It's a word that has been tossed around like a rag doll in recent years.
No, I'm not talking about the domesticated animal you can find on most farms.
The "goat" I'm referring to is pretty much an acronym.
For those of you who don't know what I'm talking about, the word "goat" is often known as the short version for "Greatest of All Time."
Unless you don't own a television set (believe it or not, I'm actually one of about nine people in this world who doesn't own one) or think life is better without the worldwide web, you probably noticed that four-letter word has been mentioned in the same sentence with LeBron James quite often.
Of course, if you don't live in Northeast Ohio, you may think the words "goat" and King James are absolute nonsense.
Wherever you turn, pundits everywhere are making their claims of who they believe is the real "goat" when it comes to the NBA.
Has Michael Jordan passed the "goat" torch to Super Bron Bron?
Or if you're partial to the NBA prior to the 1980s, is Wilt Chamberlain the goat?
How about Jerry West? Perhaps Bill Russell or Kareem Abdul-Jabbar?
While I will admit such debates can be fun, I must confess this "goat" thing has gotten out of hand.
Some people are making the case that LeBron James is in the conversation when it comes to being declared the greatest of all time.
If you read the comments' sections below the online articles on this very subject, you will find that a number of people, who are most likely fans of LBJ or the Cleveland Cavaliers, will passionately state their cases that LeBron has surpassed or at least equaled a man known as "His Airness," who won a bunch of trophies in the windy city.
And then you will see other people, who are well, most likely LeBron James' haters, scoff at such statements particularly if Northeast Ohio's favorite son is compared to the other No. 23.
My personal view of all this hot air is this: LeBron James is the greatest basketball player since Michael Jordan.
Do I think LBJ is better than MJ? No.
Do I think "His Airness" is better than the King? Again, my answer is no.
So, yeah, I must confess that I'm breaking a journalism rule by refusing to be objective on this very subject.
But I will stand firm on this.
Jordan played in a completely different era with different rules and different styles of play than what we've seen since a certain teenager from Akron was drafted first in 2003.
Jordan, much like another challenger for the "goat" title, Kobe Bryant, or the 2017 Finals' MVP, Kevin Durant, was a scorer first and foremost.
Yes, he won Defensive Player of the Year (FYI: It was before he won all of his titles and most of his MVPs) and yes, his numbers in many key statistical categories are rather impressive.
But MJ, like Kobe or KD, was most lethal when it came to putting the ball in the basket at will.

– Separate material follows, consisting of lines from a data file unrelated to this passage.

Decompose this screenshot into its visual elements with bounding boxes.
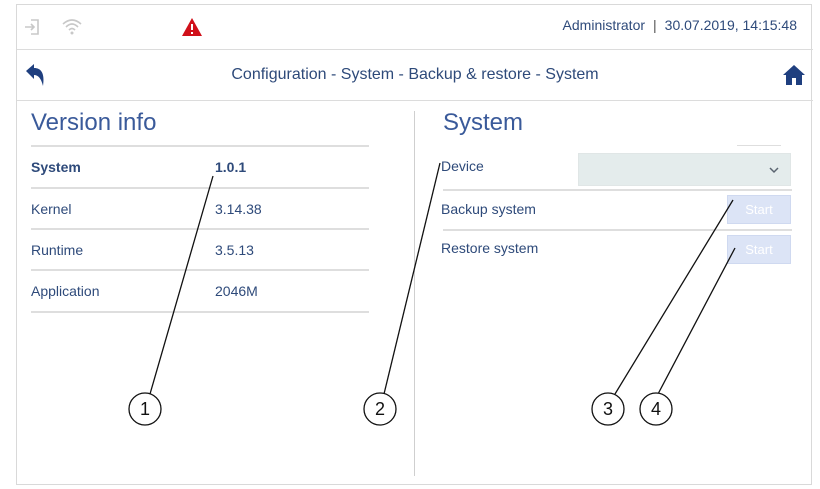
callout-number-3: 3: [603, 399, 613, 419]
callout-overlay: 1 2 3 4: [128, 162, 736, 426]
callout-line-1: [149, 175, 214, 395]
callout-line-4: [657, 247, 736, 395]
callout-number-2: 2: [375, 399, 385, 419]
callout-number-1: 1: [140, 399, 150, 419]
callout-line-2: [383, 162, 441, 395]
callout-number-4: 4: [651, 399, 661, 419]
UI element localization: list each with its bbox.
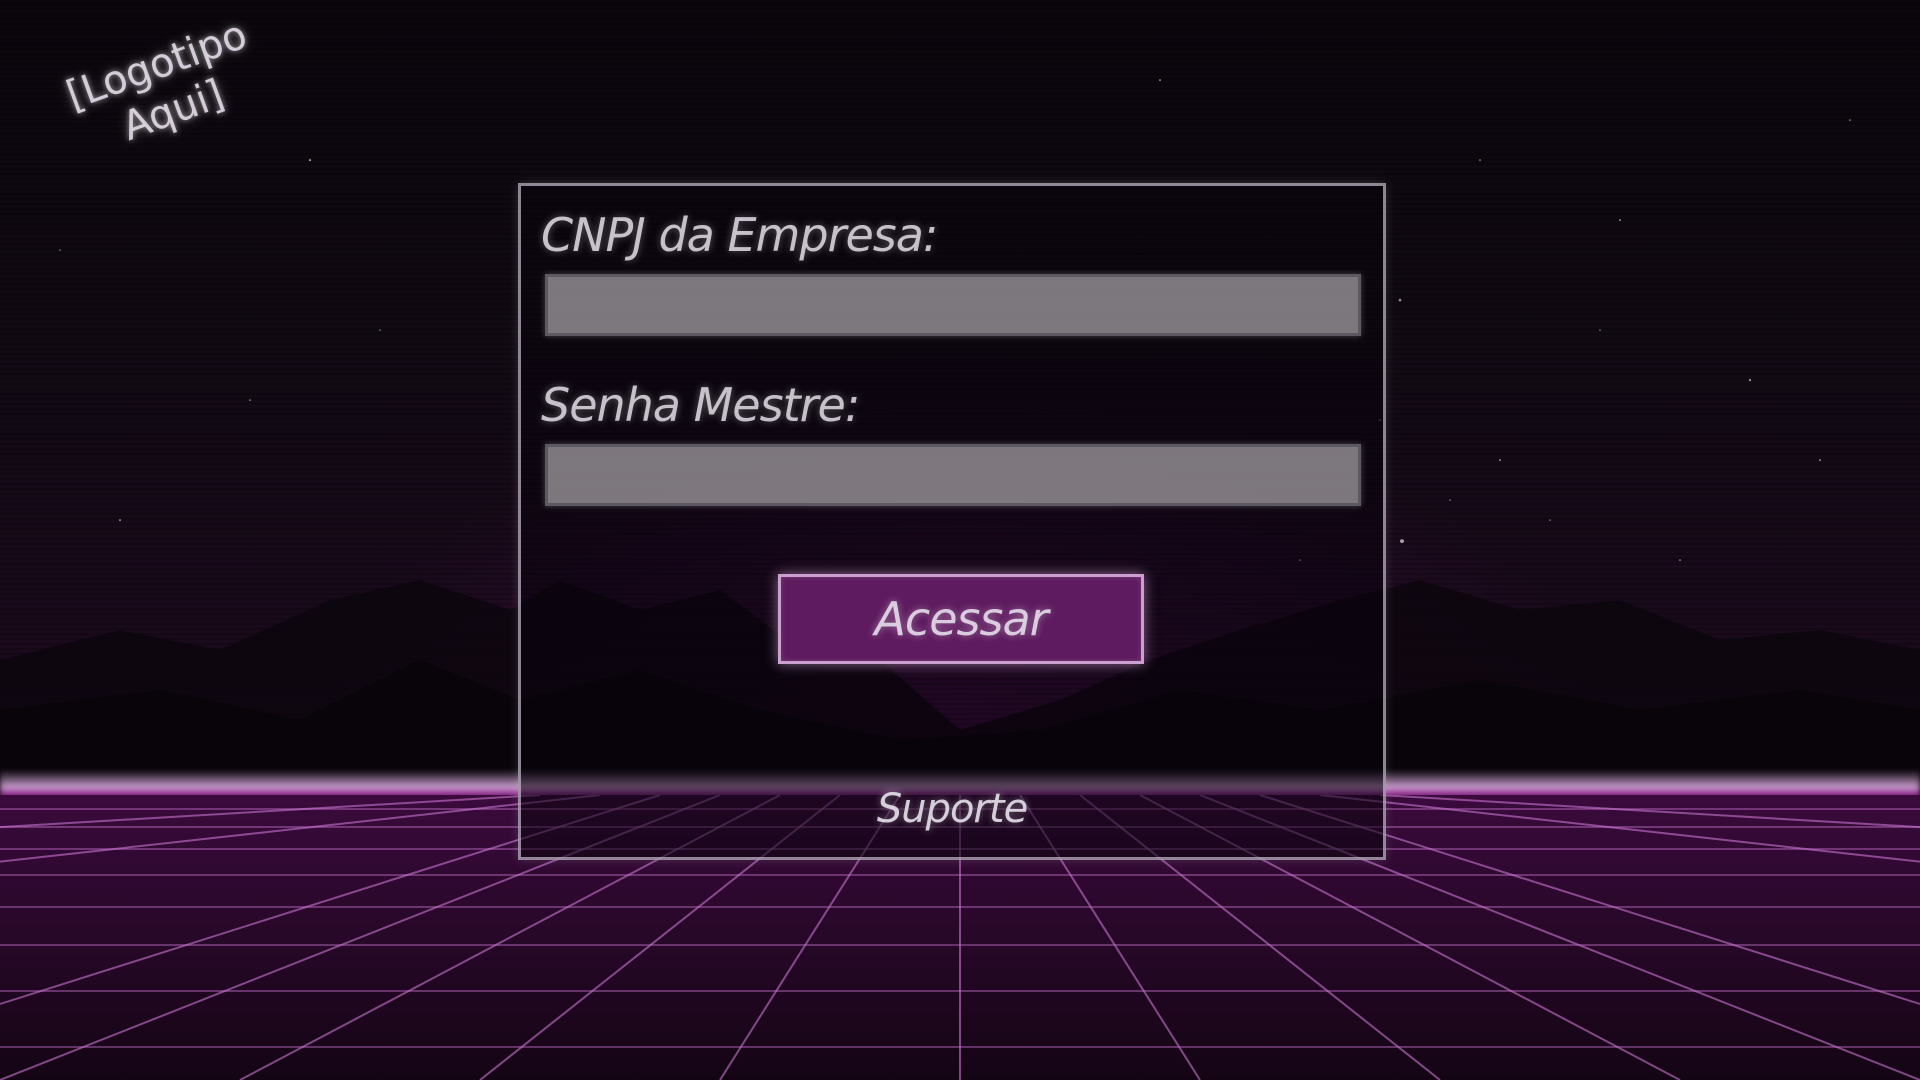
login-panel: CNPJ da Empresa: Senha Mestre: Acessar S… xyxy=(518,183,1386,860)
password-label: Senha Mestre: xyxy=(541,378,860,432)
cnpj-input[interactable] xyxy=(545,274,1361,336)
access-button[interactable]: Acessar xyxy=(778,574,1144,664)
password-input[interactable] xyxy=(545,444,1361,506)
cnpj-label: CNPJ da Empresa: xyxy=(541,208,938,262)
support-link[interactable]: Suporte xyxy=(521,786,1383,832)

LeBron, on the other hand, is more of a basketball quarterback than say, Jordan, Durant or Kobe.
In fact, I've always believed that LBJ's game was more like Magic Johnson (yet another "goat" candidate) than MJ.

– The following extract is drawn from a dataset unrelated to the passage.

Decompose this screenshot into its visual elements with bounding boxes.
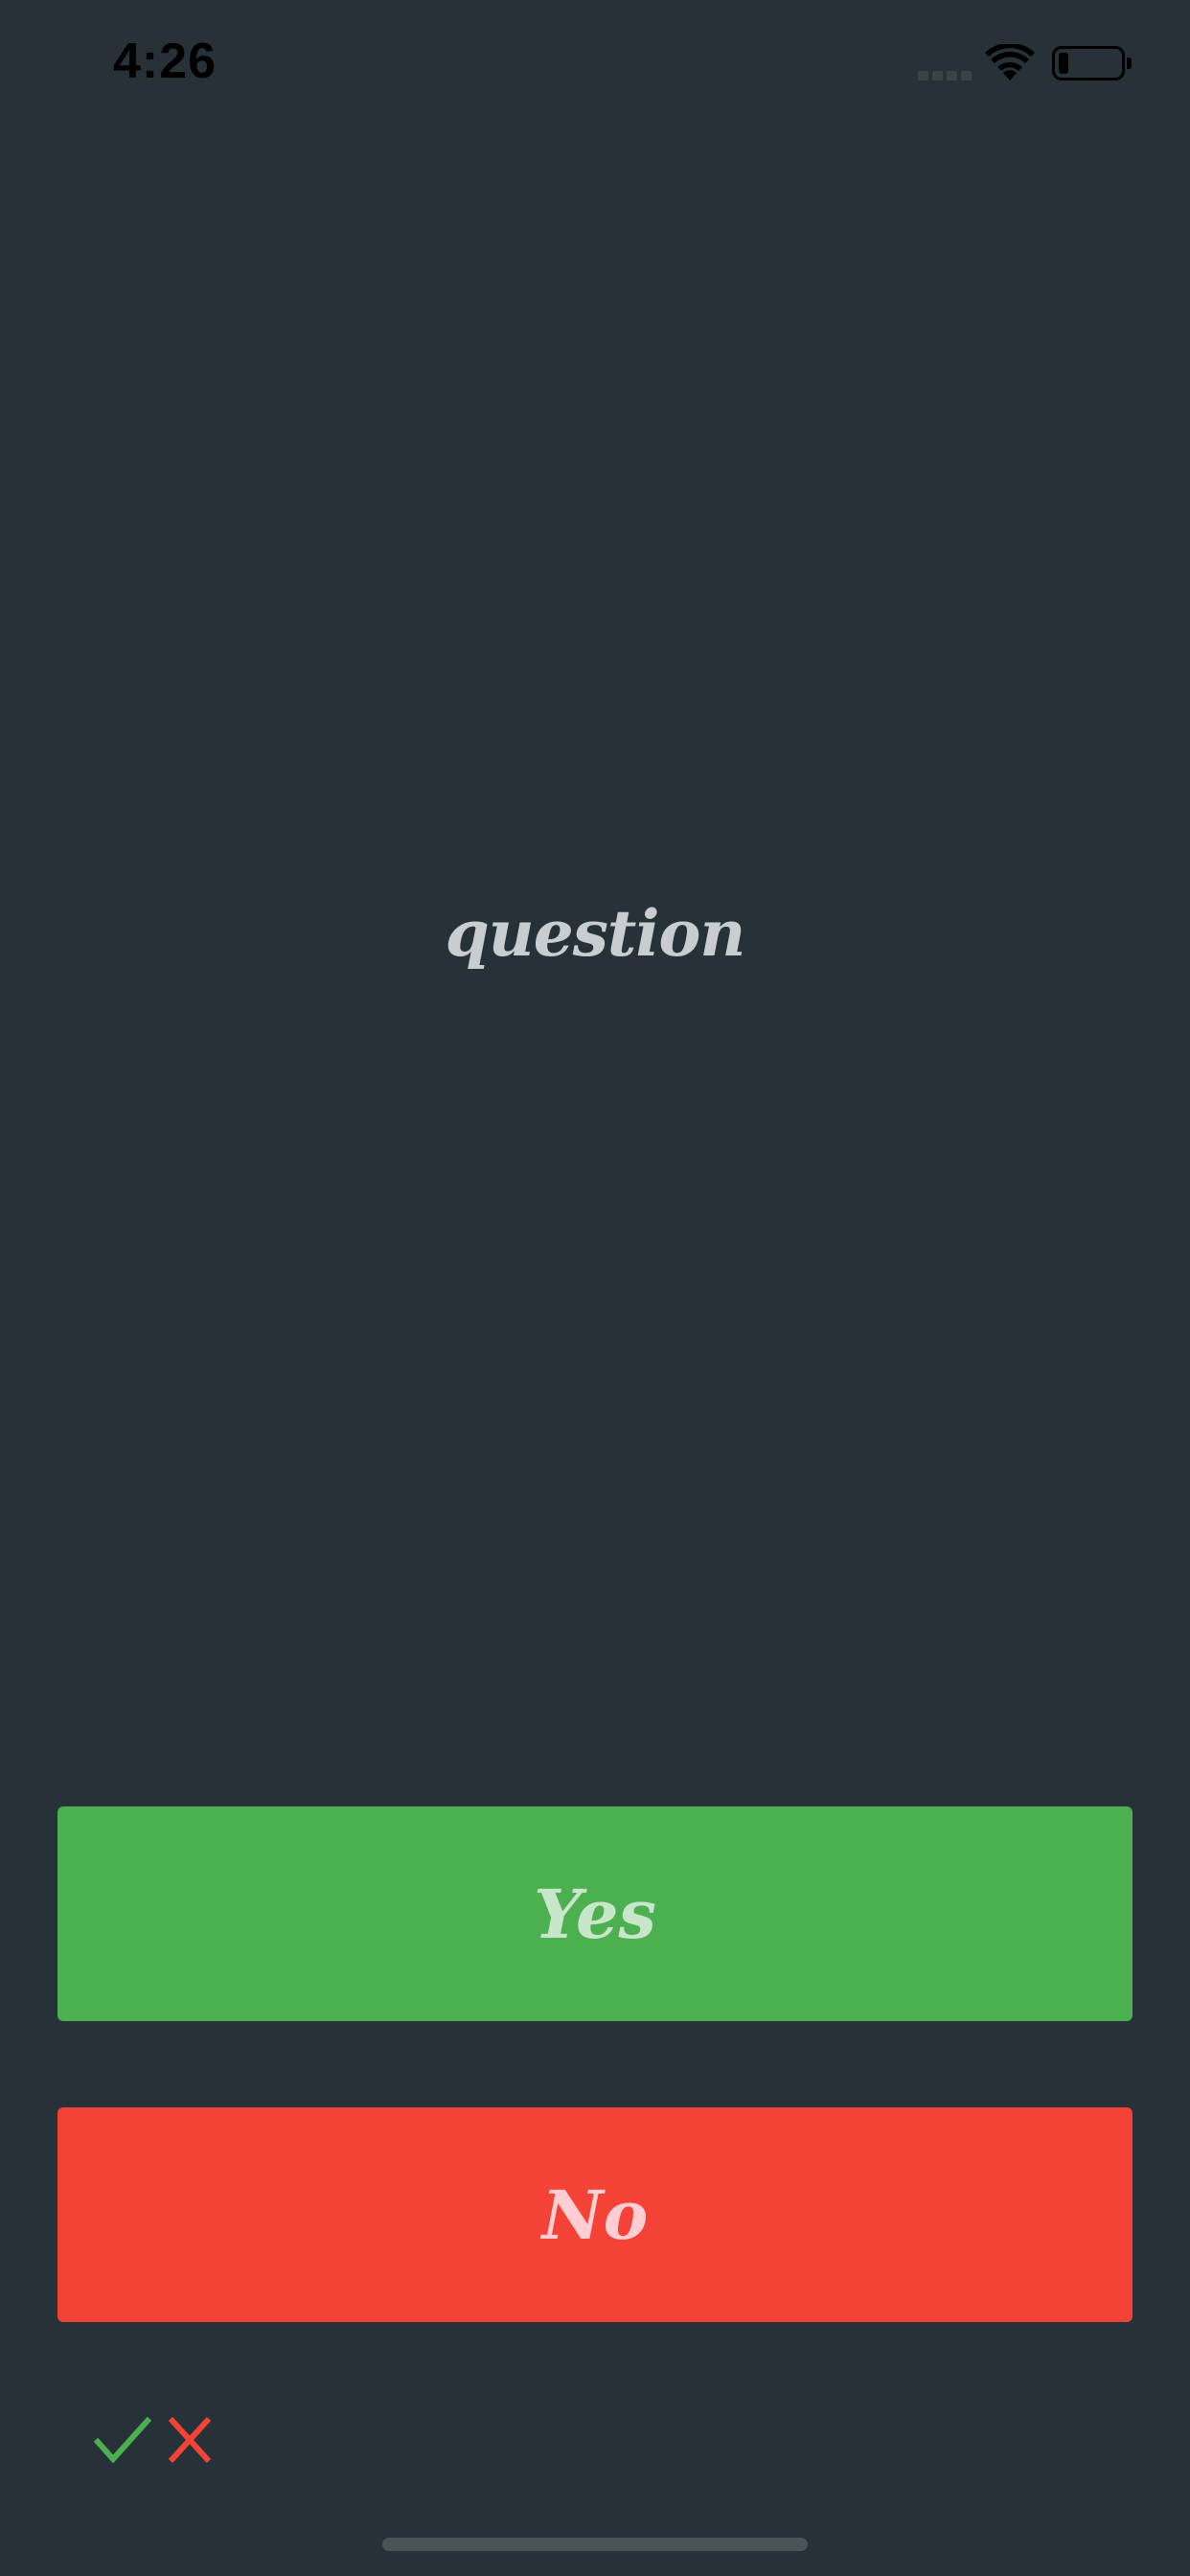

LeBron's shooting touch, particularly from the foul line, will never match Jordan, KD or The Black Mamba.
However, could LeBron put up 30-plus point-per-game seasons on a regular basis like a certain Chicago Bulls' guard in the 1990s?
I would argue that Magic Johnson could, too.
But like Magic, taking 30 to 35 shots per game like some of the other "goat" candidates is quite simply, not LeBron's game.
If you know me, I'll be the first to admit that I was never elected president of the LeBron James' fan club.
I grew up a Boston Celtics' fan who dreamed of playing ball like Larry Bird (yet another "goat" candidate).
Nonetheless, I can't help but be bemused by all of this talk regarding the "greatest of all time." And I'm even more perplexed that LeBron James is always in the middle of it.
Look, LeBron is a once-in-a-generation player who has skills and athleticism you will most likely never see again.
Since he joined the NBA, he has been the greatest triple-double machine of the 21st century (sorry, Russell Westbrook).
On a number of occasions, I've said Michael Jordan was the most ridiculously gifted athlete I've ever laid eyes on.
That was before I got my first glance at LeBron Raymone James.
If you're like me and you're older than 40, can you honestly say that you witnessed a player who is built like Karl Malone and has the otherworldly abilities of a Westbrook, Kobe or dare I say it, Michael Jordan?
LeBron has four MVPs and you could make a very reasonable argument that he has been in the MVP discussion every year since the 2004-05 season. He also has three titles, three Finals MVPs and what's most impressive of all, seven straight Finals' appearances.
Of course, when it comes to the LeBron naysayers, the Finals' appearances seem to be his biggest weakness.
They would argue against his 3-5 record on the NBA's most glamorous stage.
And those same people would debate that a certain player in the midwest was a perfect 6-for-6 in the NBA Finals.
Which brings us back to sigh the never-ending "goat" argument.
I'm beginning to wonder if there's something in the stars when it comes to the LeBron vs. Michael debate.
If you do a Google search for "Michael Jordan basketball reference," you might see an eerily familiar name listed right below "His Airness."